Whichever scenario you’re dealing with, you need to be pretty rigorous about understanding—in real time—who your customer or lead is so that you can put them in the right funnel.
Speaking of the funnel, who owns the funnel in a product-led organization?
In my experience, the best way to address any ambiguity is through a well-defined organizational structure and—so far—the one that I’ve seen work most effectively for product-led companies is a matrixed environment in which you have product lines or business units on one axis and services that support those product lines on the other axis. In this scenario, marketing is typically treated as a service because it takes on a supporting role in a product-led environment.
For Shopify, I embed a product marketer in each product line.
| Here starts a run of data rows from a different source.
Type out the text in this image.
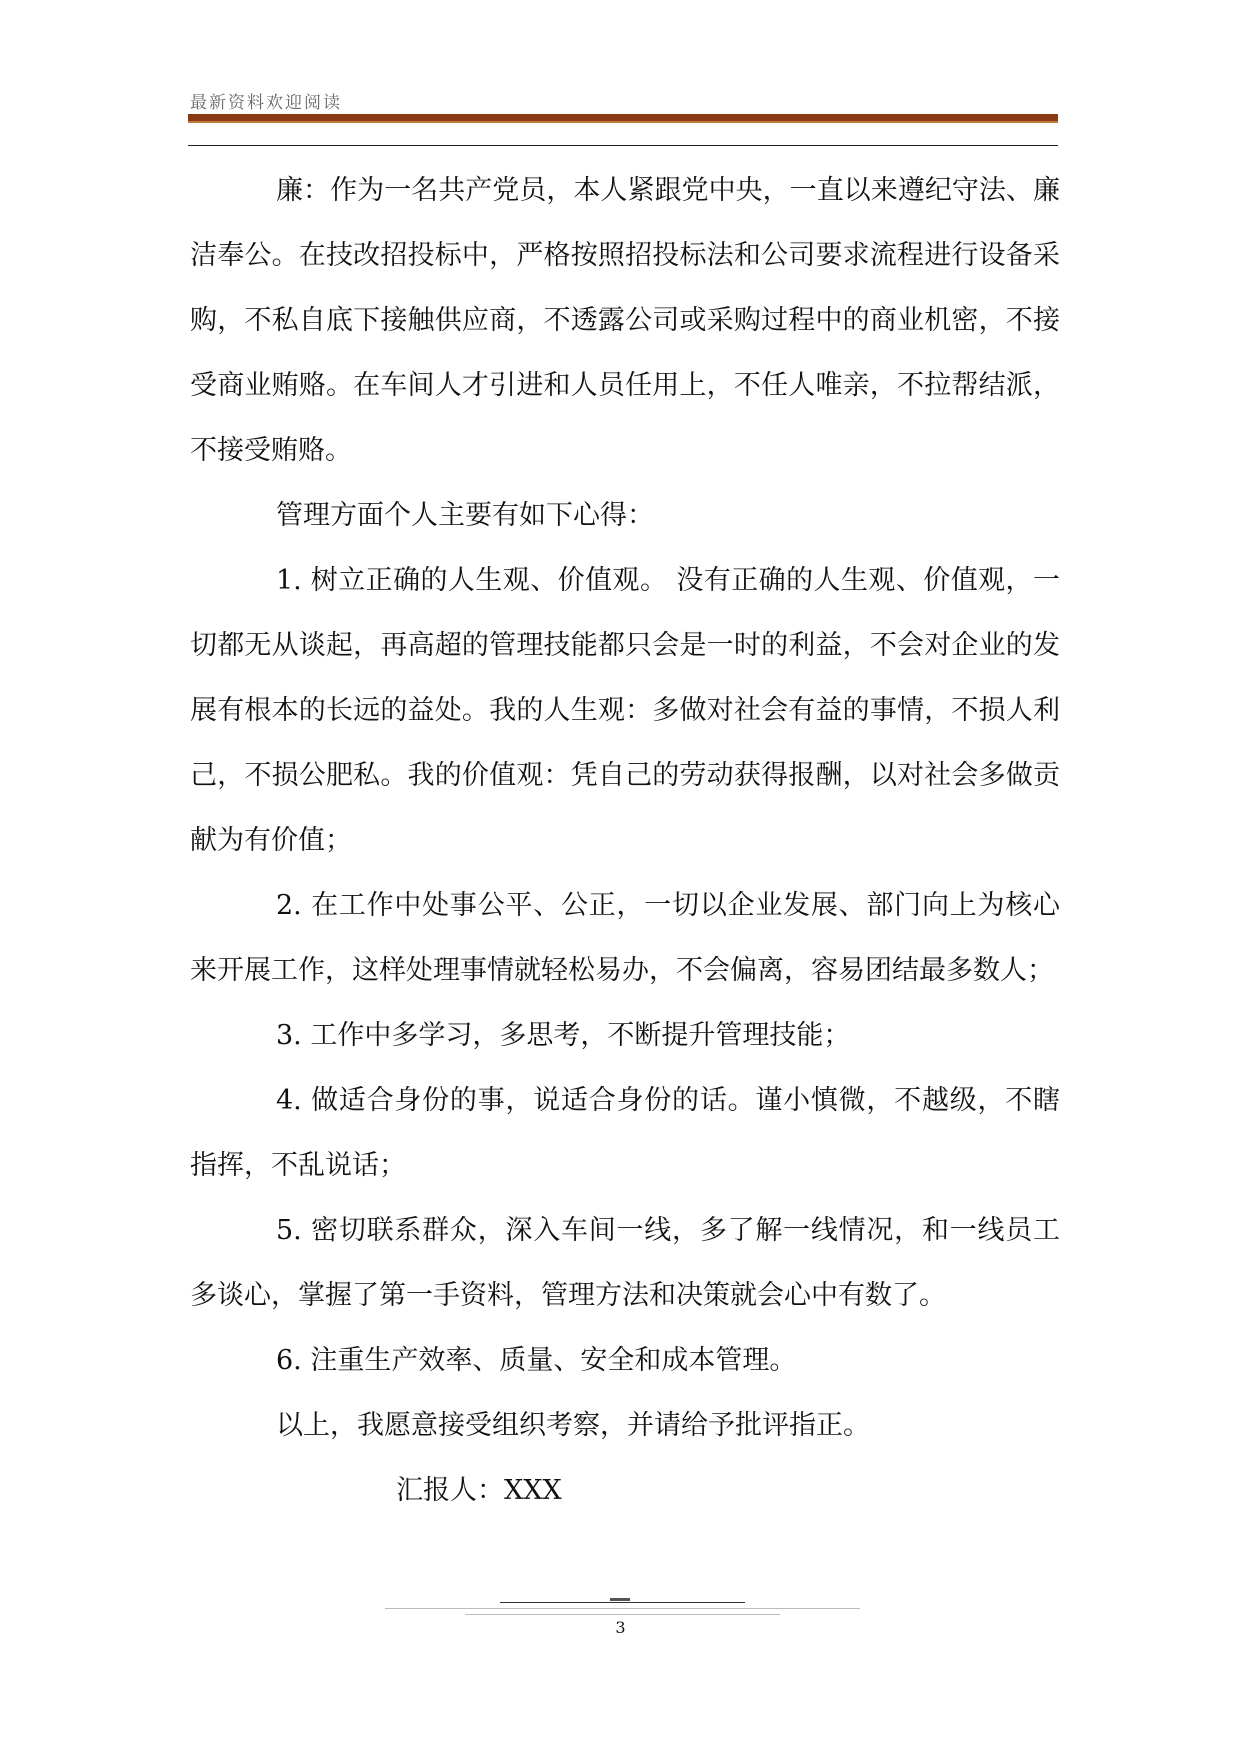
最新资料欢迎阅读

廉：作为一名共产党员，本人紧跟党中央，一直以来遵纪守法、廉洁奉公。在技改招投标中，严格按照招投标法和公司要求流程进行设备采购，不私自底下接触供应商，不透露公司或采购过程中的商业机密，不接受商业贿赂。在车间人才引进和人员任用上，不任人唯亲，不拉帮结派，不接受贿赂。

管理方面个人主要有如下心得：

1. 树立正确的人生观、价值观。 没有正确的人生观、价值观，一切都无从谈起，再高超的管理技能都只会是一时的利益，不会对企业的发展有根本的长远的益处。我的人生观：多做对社会有益的事情，不损人利己，不损公肥私。我的价值观：凭自己的劳动获得报酬，以对社会多做贡献为有价值；

2. 在工作中处事公平、公正，一切以企业发展、部门向上为核心来开展工作，这样处理事情就轻松易办，不会偏离，容易团结最多数人；

3. 工作中多学习，多思考，不断提升管理技能；

4. 做适合身份的事，说适合身份的话。谨小慎微，不越级，不瞎指挥，不乱说话；

5. 密切联系群众，深入车间一线，多了解一线情况，和一线员工多谈心，掌握了第一手资料，管理方法和决策就会心中有数了。

6. 注重生产效率、质量、安全和成本管理。

以上，我愿意接受组织考察，并请给予批评指正。

汇报人：XXX

3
These product marketers become the hinge that connects the product and services axes on the organizational matrix. In this position, they maintain important connections with both sides. On the product side, they are connected at the hip to their respective product manager, and on the services side, they all report to a centralized head of product marketing.
The partnership between the product marketer and product manager is key because they have joint ownership over a set of numbers that they agree to hit together. While some people will push back on this, saying that it’s critical to have only one person be accountable, our teams have done well with this model.
Having all product marketers report into one head of product marketing is also crucial because it helps to maintain consistency across multiple products. Without this throughline, you risk accidentally shipping your org chart, meaning you go to market as multiple products instead of a single, cohesive platform which is how the customer experiences your product.
The marketing landscape continues to evolve, sometimes in anticipated ways, and sometimes in unexpected ways. And while data will always be the backbone of a lot of marketing strategy, people are starting to embrace the fact that you can’t measure everything or attribute every single dollar and every single action. Over several years, we’ve learned that attribution is something you improve, not something you solve.
That said, we’re definitely doing better on a lot of fronts. We may need to update John Wanamaker’s famous quote, “Half the money I spend on advertising is wasted; the trouble is I don’t know which half.” With access to data and the technology to analyze it, we have been able to reduce wasted ad dollars.
Still, we know enough now to realize we’ll never be able to perfectly model exactly where a sale came from. We have to get comfortable with the messiness of the real-life marketplace and get brave enough to try out different attribution schemes. We have to stop making the mistake of sticking with faulty attribution models that we know are wrong just because they deliver neat and tidy results—like the last-click models that fail to accurately address a purchase journey that has an average of six touch points.
Eventually, you’ll do something like use last-click attribution to give social media credit for a sale that actually came from search, and then increase your spend on social and fail to get the incremental sales you expected. That’s not a winning strategy.
So, don’t expect data to solve all your problems. Don’t deny the messiness that is modern-day marketing. But do test what you’re doing to see what works for your business. The more comfortable you are operating in a dynamic environment, the more successful you’ll be.